Katherine Jefferts Schori, who took office in November, supported Robinson’s election, and believes the church should bless same-sex couples. To those Anglicans who don’t like women being ordained, she has said they’ll need to “get over it.”
But even she, or especially she, believes a compromise is called for. She wants the American church, for now, to hold off on electing another gay bishop, per the Anglican Communion’s request. Jefferts Schori is a rock climber – she knows about manageable contortions.

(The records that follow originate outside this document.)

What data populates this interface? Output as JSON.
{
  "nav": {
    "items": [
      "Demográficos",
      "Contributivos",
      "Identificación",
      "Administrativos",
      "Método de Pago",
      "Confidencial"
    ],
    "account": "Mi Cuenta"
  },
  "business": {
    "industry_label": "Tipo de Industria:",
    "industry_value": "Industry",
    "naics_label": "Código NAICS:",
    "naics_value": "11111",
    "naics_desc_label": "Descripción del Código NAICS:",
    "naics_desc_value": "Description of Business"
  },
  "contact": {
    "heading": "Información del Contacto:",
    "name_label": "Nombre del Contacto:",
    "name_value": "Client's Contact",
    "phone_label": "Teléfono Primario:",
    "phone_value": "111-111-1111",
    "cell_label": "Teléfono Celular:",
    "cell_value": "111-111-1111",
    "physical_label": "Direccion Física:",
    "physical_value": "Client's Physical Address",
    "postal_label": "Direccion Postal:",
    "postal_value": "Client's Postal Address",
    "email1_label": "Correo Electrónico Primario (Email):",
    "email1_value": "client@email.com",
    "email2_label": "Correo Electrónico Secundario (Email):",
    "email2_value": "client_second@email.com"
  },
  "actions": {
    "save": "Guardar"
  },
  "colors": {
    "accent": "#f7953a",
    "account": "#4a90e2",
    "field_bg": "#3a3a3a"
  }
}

The Presbyterian Church (U.S.A.) recently performed a neat sidestep to avoid a head-on collision. Janet Edwards, a minister in Pittsburgh, stood accused of breaking church law by performing a lesbian wedding. The Permanent Judicial Commission of the Pittsburgh Presbytery voted 8-0 to dismiss the charges – because they were filed too late!

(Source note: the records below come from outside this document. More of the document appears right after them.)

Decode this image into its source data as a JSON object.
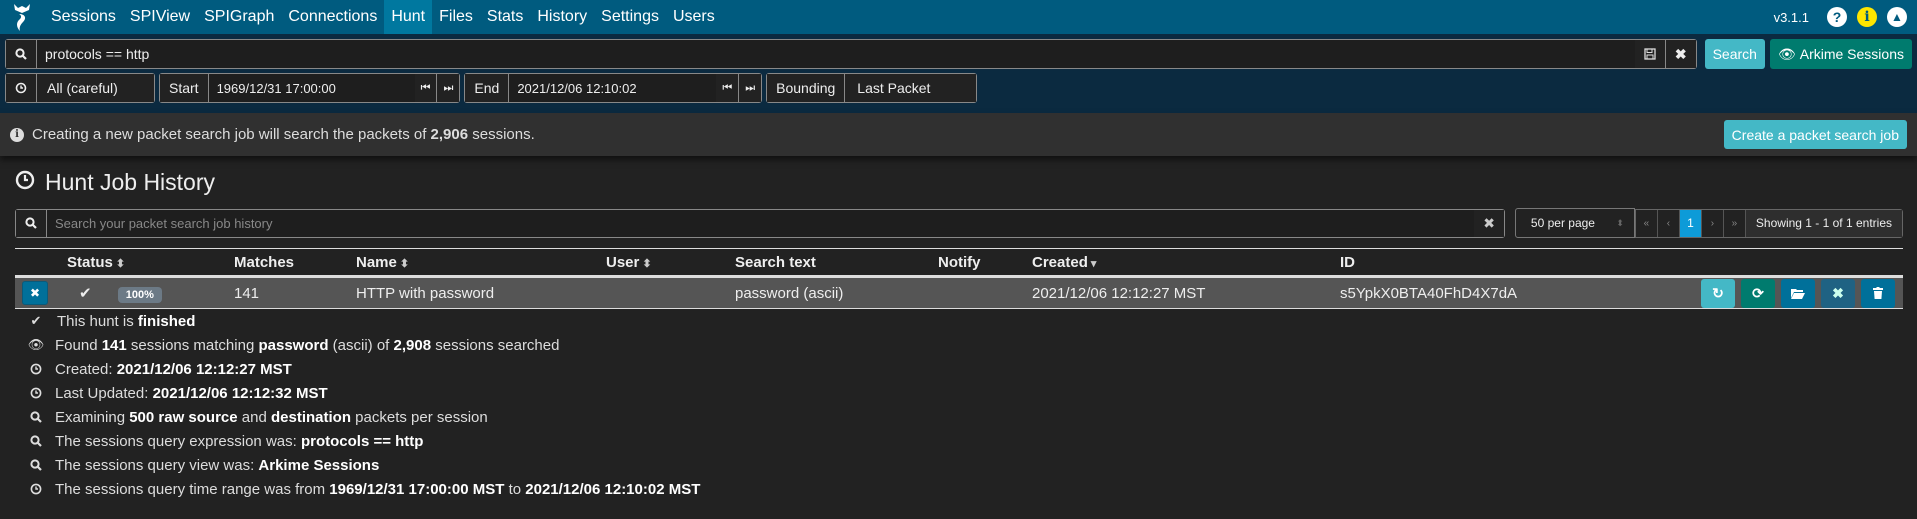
{
  "nav": {
    "items": [
      {
        "label": "Sessions",
        "active": false
      },
      {
        "label": "SPIView",
        "active": false
      },
      {
        "label": "SPIGraph",
        "active": false
      },
      {
        "label": "Connections",
        "active": false
      },
      {
        "label": "Hunt",
        "active": true
      },
      {
        "label": "Files",
        "active": false
      },
      {
        "label": "Stats",
        "active": false
      },
      {
        "label": "History",
        "active": false
      },
      {
        "label": "Settings",
        "active": false
      },
      {
        "label": "Users",
        "active": false
      }
    ],
    "version": "v3.1.1"
  },
  "search": {
    "expression": "protocols == http",
    "search_label": "Search",
    "view_label": "Arkime Sessions",
    "time_range": "All (careful)",
    "start_label": "Start",
    "start_value": "1969/12/31 17:00:00",
    "end_label": "End",
    "end_value": "2021/12/06 12:10:02",
    "bounding_label": "Bounding",
    "bounding_value": "Last Packet"
  },
  "info_bar": {
    "pre": "Creating a new packet search job will search the packets of ",
    "count": "2,906",
    "post": " sessions.",
    "create_label": "Create a packet search job"
  },
  "history": {
    "title": "Hunt Job History",
    "search_placeholder": "Search your packet search job history",
    "per_page": "50 per page",
    "pager": {
      "first": "«",
      "prev": "‹",
      "current": "1",
      "next": "›",
      "last": "»"
    },
    "showing": "Showing 1 - 1 of 1 entries",
    "columns": [
      "Status",
      "Matches",
      "Name",
      "User",
      "Search text",
      "Notify",
      "Created",
      "ID"
    ],
    "rows": [
      {
        "progress": "100%",
        "matches": "141",
        "name": "HTTP with password",
        "user": "",
        "search_text": "password (ascii)",
        "notify": "",
        "created": "2021/12/06 12:12:27 MST",
        "id": "s5YpkX0BTA40FhD4X7dA"
      }
    ]
  },
  "details": {
    "l1": {
      "a": "This hunt is ",
      "b": "finished"
    },
    "l2": {
      "a": "Found ",
      "b": "141",
      "c": " sessions matching ",
      "d": "password",
      "e": " (ascii) of ",
      "f": "2,908",
      "g": " sessions searched"
    },
    "l3": {
      "a": "Created: ",
      "b": "2021/12/06 12:12:27 MST"
    },
    "l4": {
      "a": "Last Updated: ",
      "b": "2021/12/06 12:12:32 MST"
    },
    "l5": {
      "a": "Examining ",
      "b": "500 raw source",
      "c": " and ",
      "d": "destination",
      "e": " packets per session"
    },
    "l6": {
      "a": "The sessions query expression was: ",
      "b": "protocols == http"
    },
    "l7": {
      "a": "The sessions query view was: ",
      "b": "Arkime Sessions"
    },
    "l8": {
      "a": "The sessions query time range was from ",
      "b": "1969/12/31 17:00:00 MST",
      "c": " to ",
      "d": "2021/12/06 12:10:02 MST"
    }
  },
  "colors": {
    "navbar": "#005b7f",
    "nav_active": "#00789f",
    "info_btn": "#44b8c6",
    "teal_btn": "#007b6e",
    "primary_btn": "#00709a",
    "page_active": "#0d9bd8"
  }
}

Now that’s agility. Commission members managed to avoid addressing every sticky question, like whether she broke the letter or the spirit of church law, and whether the law is valid. That was one heaven-sent technicality.
As Presbyterians delayed the inevitable in Pittsburgh, Catholics executed a Houdini-like contortion in Baltimore.
At the United States Conference of Catholic Bishops, the gentlemen overwhelmingly approved new guidelines for dealing with us. In the statement “Ministry to Persons with a Homosexual Inclination,” the bishops tried to support gay Catholics while affirming the doctrine that gay relationships are “disordered.”
And for their next trick, the bishops formed up into the shape of a Pez dispenser.
The bishops maintained that outreach to gay parishioners must include teaching that’s “welcoming yet challenging, loving but firm in the truth.”
Here’s the welcoming bit: It isn’t a sin to be attracted to a person of the same gender. Here’s the challenging bit: It is a sin to act on that attraction. Lesbians and gays must remain celibate. Also, the bishops noted they frown upon gays making “general public self-disclosures” about being gay within their churches.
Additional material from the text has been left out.